Для солдата Ермакова «туей сказкой» жестокой стала Великая Отечественная война.
Спустя много лет после войны Иван Михайлович написал по случаю:
«…Он лежал у меня в уголке вещмешка, разъединственный мой сухарь из НЗ, из солдатского неприкосновенного запаса.
Помню, рыженький-рыженький был… Табачинки, помню, на нем.
Я был голоден много часов, помню, сьел его неразмоченным.
А наутро была контратака врага.
И я высек наутро оружием моим синюю искру из подвзошно нацеленной вражеской стали, и приподнял чуть-чуть на штыке от земли я врага моего и одолел».

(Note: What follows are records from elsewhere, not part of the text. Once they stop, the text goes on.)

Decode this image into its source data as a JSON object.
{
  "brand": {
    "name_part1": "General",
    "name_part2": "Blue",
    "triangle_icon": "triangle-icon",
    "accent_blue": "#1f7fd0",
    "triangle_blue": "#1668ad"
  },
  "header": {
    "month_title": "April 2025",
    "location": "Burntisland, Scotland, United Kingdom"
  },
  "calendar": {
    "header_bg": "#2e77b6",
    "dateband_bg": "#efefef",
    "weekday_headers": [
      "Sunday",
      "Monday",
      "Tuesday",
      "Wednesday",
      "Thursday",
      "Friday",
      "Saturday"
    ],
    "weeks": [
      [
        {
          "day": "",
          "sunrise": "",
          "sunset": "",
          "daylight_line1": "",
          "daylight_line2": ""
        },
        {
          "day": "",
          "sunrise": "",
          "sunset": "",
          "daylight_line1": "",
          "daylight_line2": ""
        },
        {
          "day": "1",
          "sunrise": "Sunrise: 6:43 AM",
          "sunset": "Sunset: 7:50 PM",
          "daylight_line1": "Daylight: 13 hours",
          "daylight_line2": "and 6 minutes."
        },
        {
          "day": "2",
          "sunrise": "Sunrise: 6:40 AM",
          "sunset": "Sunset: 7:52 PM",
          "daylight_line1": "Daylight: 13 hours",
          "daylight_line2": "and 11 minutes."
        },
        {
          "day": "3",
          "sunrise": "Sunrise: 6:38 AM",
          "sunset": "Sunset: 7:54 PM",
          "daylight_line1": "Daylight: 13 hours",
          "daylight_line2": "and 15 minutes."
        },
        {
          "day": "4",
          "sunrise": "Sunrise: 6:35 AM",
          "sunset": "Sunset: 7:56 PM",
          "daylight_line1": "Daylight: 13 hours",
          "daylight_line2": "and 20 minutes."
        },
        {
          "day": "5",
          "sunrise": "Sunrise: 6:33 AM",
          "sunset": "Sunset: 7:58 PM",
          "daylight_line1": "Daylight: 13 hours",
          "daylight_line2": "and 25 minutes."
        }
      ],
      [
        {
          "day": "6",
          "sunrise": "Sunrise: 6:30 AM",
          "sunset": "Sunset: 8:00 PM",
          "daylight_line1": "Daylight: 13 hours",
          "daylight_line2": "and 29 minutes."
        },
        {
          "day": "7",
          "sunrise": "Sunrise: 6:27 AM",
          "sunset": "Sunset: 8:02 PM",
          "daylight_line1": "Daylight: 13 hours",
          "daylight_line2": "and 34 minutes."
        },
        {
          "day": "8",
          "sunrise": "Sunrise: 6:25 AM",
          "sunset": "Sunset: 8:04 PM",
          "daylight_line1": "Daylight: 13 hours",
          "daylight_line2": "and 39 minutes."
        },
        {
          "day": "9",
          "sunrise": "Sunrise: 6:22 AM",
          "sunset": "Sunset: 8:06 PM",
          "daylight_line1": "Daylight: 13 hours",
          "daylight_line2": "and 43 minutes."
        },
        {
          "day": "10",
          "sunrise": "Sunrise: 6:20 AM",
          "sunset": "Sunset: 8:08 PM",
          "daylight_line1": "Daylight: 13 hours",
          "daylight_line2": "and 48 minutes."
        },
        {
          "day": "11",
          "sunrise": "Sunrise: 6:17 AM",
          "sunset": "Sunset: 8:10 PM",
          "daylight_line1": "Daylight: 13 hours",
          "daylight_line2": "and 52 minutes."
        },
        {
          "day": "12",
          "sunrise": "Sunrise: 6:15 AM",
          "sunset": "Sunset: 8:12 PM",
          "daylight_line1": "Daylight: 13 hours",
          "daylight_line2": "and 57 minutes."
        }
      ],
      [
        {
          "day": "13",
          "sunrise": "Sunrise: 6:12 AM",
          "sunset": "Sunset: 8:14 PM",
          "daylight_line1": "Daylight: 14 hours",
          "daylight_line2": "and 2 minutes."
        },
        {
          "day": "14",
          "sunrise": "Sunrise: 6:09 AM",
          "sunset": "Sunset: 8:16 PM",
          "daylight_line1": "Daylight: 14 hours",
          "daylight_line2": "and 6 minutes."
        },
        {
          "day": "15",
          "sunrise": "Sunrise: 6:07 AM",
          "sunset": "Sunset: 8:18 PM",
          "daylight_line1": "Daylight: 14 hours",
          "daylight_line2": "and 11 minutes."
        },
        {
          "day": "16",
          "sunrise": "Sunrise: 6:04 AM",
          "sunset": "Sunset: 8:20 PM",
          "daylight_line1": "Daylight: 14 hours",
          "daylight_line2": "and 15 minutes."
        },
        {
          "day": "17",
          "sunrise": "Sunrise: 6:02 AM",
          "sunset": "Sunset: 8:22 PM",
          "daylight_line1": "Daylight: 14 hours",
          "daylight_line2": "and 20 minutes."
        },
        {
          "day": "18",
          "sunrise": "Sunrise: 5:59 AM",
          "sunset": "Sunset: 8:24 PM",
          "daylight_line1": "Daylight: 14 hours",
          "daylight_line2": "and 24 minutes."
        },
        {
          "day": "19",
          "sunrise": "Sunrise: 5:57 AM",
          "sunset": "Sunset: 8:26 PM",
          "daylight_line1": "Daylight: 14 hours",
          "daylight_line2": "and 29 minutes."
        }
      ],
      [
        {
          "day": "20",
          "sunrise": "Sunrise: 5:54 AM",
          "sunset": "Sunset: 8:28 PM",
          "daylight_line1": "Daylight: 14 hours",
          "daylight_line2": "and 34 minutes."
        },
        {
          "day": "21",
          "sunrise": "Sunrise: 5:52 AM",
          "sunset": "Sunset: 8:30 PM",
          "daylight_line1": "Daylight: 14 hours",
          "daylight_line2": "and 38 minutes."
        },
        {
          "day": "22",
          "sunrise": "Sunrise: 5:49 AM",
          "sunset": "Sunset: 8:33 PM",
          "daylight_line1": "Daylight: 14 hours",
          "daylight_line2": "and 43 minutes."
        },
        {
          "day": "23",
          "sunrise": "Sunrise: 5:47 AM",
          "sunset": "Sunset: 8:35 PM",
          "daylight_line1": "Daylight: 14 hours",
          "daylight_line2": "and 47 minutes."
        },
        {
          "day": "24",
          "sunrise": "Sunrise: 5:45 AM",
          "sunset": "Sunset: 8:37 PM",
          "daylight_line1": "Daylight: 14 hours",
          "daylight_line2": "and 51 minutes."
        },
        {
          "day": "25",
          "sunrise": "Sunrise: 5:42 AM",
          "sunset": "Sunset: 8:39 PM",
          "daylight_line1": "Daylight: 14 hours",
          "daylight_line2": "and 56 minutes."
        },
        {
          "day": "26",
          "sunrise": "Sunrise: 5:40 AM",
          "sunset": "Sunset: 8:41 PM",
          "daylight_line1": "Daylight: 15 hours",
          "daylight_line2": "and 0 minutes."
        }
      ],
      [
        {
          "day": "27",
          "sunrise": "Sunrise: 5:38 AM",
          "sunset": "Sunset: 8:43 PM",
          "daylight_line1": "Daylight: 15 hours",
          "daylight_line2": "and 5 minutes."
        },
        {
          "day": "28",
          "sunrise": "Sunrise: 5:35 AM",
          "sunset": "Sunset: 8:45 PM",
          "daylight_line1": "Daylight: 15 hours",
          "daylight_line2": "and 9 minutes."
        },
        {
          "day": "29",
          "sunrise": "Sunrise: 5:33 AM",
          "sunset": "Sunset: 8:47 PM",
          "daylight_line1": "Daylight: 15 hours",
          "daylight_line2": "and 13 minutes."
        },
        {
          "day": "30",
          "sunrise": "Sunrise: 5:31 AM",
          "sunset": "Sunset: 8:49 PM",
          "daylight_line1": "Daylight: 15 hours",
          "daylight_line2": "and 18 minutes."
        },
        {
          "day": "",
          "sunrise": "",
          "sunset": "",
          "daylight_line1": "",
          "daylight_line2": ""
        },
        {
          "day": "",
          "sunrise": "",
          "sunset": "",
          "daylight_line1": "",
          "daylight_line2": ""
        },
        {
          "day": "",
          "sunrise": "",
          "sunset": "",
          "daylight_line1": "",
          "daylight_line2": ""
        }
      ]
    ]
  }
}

Сколько ж боли вбирали в себя раскаленные, как жаркая кузнечная поковка, слова Ивана Михайловича, когда писал он о восемнадцатилетних бойцах-сибиряках: «Сержанты лишь до полудня звались сержантами. После полудня те немногие, кто не стал еще мертвым телом, звались уже пленными. По фляжке воды на войне не успели выпить…» Золотых высот древнерусского эпоса достигало его Слово о них: «…За тремя рядами колючей проволоки, за собачьими кликами, за голодными студеными лесами восходит кровавое русское солнышко. По утрам, случалось, видели они его. Там Родина. Снились радуги. Далеки, далеки, высоки и чисты безмятежные радуги детства. Отпылали они, откудесили… Вне закона, вне Родины. Безымянная серая нежить с номером на груди…» А сколько их, пахарей сибирских, бесценными зернами нашей Победы пали под огненный лемех войны…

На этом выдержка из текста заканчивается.